Arsenal v Villarreal, Highbury, 7.45: The vision of a Champions League final should be the antidote to any overdose of nostalgia tonight. The first leg of Arsenal's semi-final with Villarreal will be the last European match at Highbury before the move to Ashburton Grove stadium in the summer.
No one will dwell on the past when this evening may bring the club its greatest occasion of all in the tournament.
It is not sentimental to prize a ground where so much success has been achieved, but Arsene Wenger also happens to be in thrall to the old place. "Part of my soul is in the stadium," the manager said lyrically.
He thinks that a high, Premiership tempo can break Villarreal, and he understands, too, that the attempt will be made in an arena that embodies English football's heritage of intimacy.
"It's a bit strange," he said. "When you arrive for the first time at Highbury the stadium is suddenly in front of you and you don't know (how), because on the Continent you see a stadium from three miles away. What I always like in England is that you feel the club belongs to the population who live around there. I like the idea that you can go out the door and go to a football game. That doesn't exist anywhere else."
The architecture has turned into the backdrop of his life. "For me," Wenger explained fondly, "Highbury is the roof and the (pillars) coming down that make it a stadium from another age. And there is the contrast with the pitch. There is nowhere better in the world; the pitch is something special."
That surface has indeed assisted Arsenal, at their best, to produce football futuristic in its speed and sophistication. Captain Thierry Henry even utters a mock-complaint about a sward so true that a forward who has just missed a chance cannot blame the surface. "It's strange," he says of the site of his prolific scoring, "because the pitch is so small compared to others and usually I need some more space to run in, but I found myself happy there."
After tonight's game, Arsenal face a home Premiership fixture with Spurs on Saturday in which the contest for fourth place will continue to be contested before Wenger's side enters the second leg next Tuesday.
There has not been such a spell since April 2004. On that occasion, Arsenal lost an FA Cup semi-final to Manchester United on Saturday, got knocked out of the Champions League by Chelsea on Tuesday and engineered a comeback to overcome Liverpool in the Premiership on Friday. That mixed bag of results gave rise to mixed feelings that Wenger does not wish to see repeated. "It is a good opportunity to show that we have improved," he said of the comparable challenge ahead.
Genuine progress would be remarkable, as Wenger considers that 2003-04 season to be the peak of his career, since the side completed the Premiership programme undefeated. "You feel that there is not much room left any more for improvement," he said. "It's the closest you can get to taking the maximum from the team, because there was not one game where you really missed (out)."
Asked if it would be even more satisfying to win the Champions League, Wenger had a droll reply: "I would love to give you the answer."
He may get the chance to find out.
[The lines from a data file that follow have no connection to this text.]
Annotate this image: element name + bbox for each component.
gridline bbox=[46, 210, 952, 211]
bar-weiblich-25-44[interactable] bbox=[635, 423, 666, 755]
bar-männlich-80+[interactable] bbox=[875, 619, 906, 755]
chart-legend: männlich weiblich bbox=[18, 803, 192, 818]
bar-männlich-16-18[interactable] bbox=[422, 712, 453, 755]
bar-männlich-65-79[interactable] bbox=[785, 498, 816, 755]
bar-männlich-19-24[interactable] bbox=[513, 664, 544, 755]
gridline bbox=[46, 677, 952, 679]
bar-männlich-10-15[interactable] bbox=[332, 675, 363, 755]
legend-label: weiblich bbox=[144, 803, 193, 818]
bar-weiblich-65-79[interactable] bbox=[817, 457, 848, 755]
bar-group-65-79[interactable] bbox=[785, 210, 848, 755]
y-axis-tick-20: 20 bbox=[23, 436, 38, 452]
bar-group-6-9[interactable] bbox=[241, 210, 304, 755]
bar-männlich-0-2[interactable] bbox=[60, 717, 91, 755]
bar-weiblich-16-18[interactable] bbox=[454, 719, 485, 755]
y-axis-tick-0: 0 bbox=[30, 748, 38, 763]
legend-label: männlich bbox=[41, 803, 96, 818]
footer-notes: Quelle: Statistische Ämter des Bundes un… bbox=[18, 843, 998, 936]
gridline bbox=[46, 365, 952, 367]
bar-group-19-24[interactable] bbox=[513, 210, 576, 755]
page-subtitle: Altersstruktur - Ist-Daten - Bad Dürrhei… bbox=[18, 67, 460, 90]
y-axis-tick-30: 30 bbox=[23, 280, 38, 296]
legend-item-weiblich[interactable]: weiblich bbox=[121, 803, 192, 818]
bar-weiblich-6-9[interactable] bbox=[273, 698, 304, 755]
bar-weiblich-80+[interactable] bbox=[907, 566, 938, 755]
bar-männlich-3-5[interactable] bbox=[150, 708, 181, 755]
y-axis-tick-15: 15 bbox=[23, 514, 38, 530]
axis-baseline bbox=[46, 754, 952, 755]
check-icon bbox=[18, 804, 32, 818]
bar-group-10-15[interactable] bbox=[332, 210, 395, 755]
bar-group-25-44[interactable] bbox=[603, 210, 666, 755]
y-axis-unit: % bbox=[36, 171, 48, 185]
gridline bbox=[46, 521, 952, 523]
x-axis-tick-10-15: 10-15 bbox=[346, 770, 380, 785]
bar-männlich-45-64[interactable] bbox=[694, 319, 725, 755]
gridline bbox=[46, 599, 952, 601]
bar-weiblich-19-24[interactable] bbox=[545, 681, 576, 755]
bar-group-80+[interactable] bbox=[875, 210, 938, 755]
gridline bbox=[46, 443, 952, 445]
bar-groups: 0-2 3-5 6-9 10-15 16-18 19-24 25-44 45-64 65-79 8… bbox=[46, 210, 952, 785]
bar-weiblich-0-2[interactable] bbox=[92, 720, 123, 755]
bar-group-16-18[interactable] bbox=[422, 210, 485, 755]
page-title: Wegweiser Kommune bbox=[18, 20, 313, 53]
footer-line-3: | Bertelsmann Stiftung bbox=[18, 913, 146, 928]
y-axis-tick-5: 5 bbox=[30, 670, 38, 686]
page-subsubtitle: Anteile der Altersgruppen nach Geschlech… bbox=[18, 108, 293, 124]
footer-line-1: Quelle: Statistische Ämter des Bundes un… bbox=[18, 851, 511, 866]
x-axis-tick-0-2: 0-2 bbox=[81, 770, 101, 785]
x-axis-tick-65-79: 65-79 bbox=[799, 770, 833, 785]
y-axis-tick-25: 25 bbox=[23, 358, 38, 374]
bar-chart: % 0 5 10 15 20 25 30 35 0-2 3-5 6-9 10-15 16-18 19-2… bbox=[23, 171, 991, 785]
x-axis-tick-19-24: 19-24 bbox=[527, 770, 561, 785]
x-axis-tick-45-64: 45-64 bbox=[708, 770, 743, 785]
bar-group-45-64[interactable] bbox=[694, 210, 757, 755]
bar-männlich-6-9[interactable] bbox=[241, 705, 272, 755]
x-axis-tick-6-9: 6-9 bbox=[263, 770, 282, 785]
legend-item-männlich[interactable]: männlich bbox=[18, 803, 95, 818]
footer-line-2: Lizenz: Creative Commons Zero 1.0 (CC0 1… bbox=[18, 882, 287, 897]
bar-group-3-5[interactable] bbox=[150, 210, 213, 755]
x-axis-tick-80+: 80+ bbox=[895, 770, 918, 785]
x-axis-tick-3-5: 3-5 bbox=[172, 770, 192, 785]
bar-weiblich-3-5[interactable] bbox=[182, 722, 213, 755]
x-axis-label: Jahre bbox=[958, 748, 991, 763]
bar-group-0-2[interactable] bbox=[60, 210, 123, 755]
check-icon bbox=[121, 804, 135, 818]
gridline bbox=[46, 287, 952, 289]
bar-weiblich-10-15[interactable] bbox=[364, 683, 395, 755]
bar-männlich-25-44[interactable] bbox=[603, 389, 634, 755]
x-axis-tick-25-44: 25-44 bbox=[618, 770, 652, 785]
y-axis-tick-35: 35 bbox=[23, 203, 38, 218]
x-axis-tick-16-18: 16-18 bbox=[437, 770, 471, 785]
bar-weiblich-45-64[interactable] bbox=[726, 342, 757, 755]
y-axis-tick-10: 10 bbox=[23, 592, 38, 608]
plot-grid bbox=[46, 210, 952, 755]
Though Ashley Cole, who plays for the reserves today, and Sol Campbell are still missing, Cesc Fabregas is fit. The Spanish side are likely to be without the injured centre-backs Gonzalo Rodriguez and Juanma Pena in both legs.
As he did before successes against Real Madrid and Juventus, Wenger shows limited interest in the opposition and is more concerned that his players should be inspired by the first Champions League semi-final in Arsenal's history.
"We just have to be faithful to the game we want to play and not worry too much about nullifying the opposition," he said, refusing to be fixated with Villarreal's playmaker, Juan Roman Riquelme. "We have waited for so long to be where we are so let's just love it, enjoy it and give everything we can to win it."
Wenger was too slow to snap up the particular flat that will be built on the site of the Highbury dug-out, and Henry regrets that, with the stadium redeveloped, he will not be able one day "to go back and sit there and just remember".
If Arsenal play as they can, though, this may be a night that will burn forever in the memories of manager and captain.